Interns are mostly what we have now; they represent AI as a technology that augments human capabilities and are already in widespread use in many industries and occupations. In that sense, they are the first generation of quasi-intelligent machines with which humans have had close cognitive interactions in work settings, and we’re beginning to learn interesting things about how well those human-machine partnerships work.
One area in which there are extravagant hopes for AI is healthcare. And with good reason. In 2018, for example, a collaboration between AI researchers at DeepMind and Moorfields eye hospital in London significantly speeded up the analysis of retinal scans to detect the symptoms of patients who needed urgent treatment. But in a way, though technically difficult, that was a no-brainer: machines can “read” scans incredibly quickly and pick out ones that need specialist diagnosis and treatment.
But what about the diagnostic process itself, though? Cue an intriguing US study published in October in the Journal of the American Medical Association, which reported a randomised clinical trial on whether ChatGPT could improve the diagnostic capabilities of 50 practising physicians. The ho-hum conclusion was that “the availability of an LLM to physicians as a diagnostic aid did not significantly improve clinical reasoning compared with conventional resources”. But there was a surprising kicker: ChatGPT on its own demonstrated higher performance than both physician groups (those with and without access to the machine).
Or, as the New York Times summarised it, “doctors who were given ChatGPT-4 along with conventional resources did only slightly better than doctors who did not have access to the bot. And, to the researchers’ surprise, ChatGPT alone outperformed the doctors.”
More interesting, though, were two other revelations: the experiment demonstrated doctors’ sometimes unwavering belief in a diagnosis they had made, even when ChatGPT suggested a better one; and it also suggested that at least some of the physicians didn’t really know how best to exploit the tool’s capabilities. Which in turn revealed what AI advocates such as Ethan Mollick have been saying for aeons: that effective “prompt engineering” – knowing what to ask an LLM to get the most out of it – is a subtle and poorly understood art.

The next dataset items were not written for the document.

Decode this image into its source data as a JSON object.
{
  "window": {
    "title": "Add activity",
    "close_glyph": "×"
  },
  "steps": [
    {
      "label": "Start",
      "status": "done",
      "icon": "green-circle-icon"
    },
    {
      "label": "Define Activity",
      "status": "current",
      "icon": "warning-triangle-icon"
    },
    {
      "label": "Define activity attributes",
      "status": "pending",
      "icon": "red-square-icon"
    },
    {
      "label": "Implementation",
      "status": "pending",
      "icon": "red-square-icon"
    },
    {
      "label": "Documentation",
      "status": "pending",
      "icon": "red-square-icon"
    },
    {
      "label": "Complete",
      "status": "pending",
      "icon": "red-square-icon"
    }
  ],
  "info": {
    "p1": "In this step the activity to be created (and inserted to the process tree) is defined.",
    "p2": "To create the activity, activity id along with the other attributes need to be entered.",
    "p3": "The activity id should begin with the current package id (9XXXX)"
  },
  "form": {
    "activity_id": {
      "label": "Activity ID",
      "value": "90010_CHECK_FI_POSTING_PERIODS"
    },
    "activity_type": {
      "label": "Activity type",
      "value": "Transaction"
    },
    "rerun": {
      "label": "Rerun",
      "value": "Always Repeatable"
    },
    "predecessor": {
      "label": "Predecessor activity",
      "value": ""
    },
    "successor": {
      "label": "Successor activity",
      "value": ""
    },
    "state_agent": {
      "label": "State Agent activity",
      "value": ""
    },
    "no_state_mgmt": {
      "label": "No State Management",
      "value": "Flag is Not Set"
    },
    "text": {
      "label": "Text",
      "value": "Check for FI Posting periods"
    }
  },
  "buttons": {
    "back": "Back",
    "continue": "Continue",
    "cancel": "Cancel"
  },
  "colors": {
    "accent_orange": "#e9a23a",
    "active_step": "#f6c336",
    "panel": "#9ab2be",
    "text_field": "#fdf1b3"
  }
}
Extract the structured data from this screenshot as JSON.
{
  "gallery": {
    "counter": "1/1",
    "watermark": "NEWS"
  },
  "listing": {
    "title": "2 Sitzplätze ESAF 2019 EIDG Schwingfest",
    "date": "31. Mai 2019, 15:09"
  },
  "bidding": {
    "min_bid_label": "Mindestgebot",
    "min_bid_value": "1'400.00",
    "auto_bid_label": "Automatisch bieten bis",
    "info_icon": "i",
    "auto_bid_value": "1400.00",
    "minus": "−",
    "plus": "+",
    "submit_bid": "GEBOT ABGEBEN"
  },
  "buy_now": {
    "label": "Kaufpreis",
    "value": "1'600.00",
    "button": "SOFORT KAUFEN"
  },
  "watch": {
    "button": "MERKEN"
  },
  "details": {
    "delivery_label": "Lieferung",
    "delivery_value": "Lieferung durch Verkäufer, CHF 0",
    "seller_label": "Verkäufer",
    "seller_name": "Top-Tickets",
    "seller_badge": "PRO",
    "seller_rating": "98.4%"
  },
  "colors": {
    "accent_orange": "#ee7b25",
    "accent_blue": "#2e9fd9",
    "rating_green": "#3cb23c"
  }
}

Equally interesting is the effect that collaborating with an AI has on the humans involved in the partnership. Over at MIT, a researcher ran an experiment to see how well material scientists could do their job if they could use AI in their research.
The answer was that AI assistance really seems to work, as measured by the discovery of 44% more materials and a 39% increase in patent filings. This was accomplished by the AI doing more than half of the “idea generation” tasks, leaving the researchers to the business of evaluating model-produced candidate materials. So the AI did most of the “thinking”, while they were relegated to the more mundane chore of evaluating the practical feasibility of the ideas. And the result: the researchers experienced a sharp reduction in job satisfaction!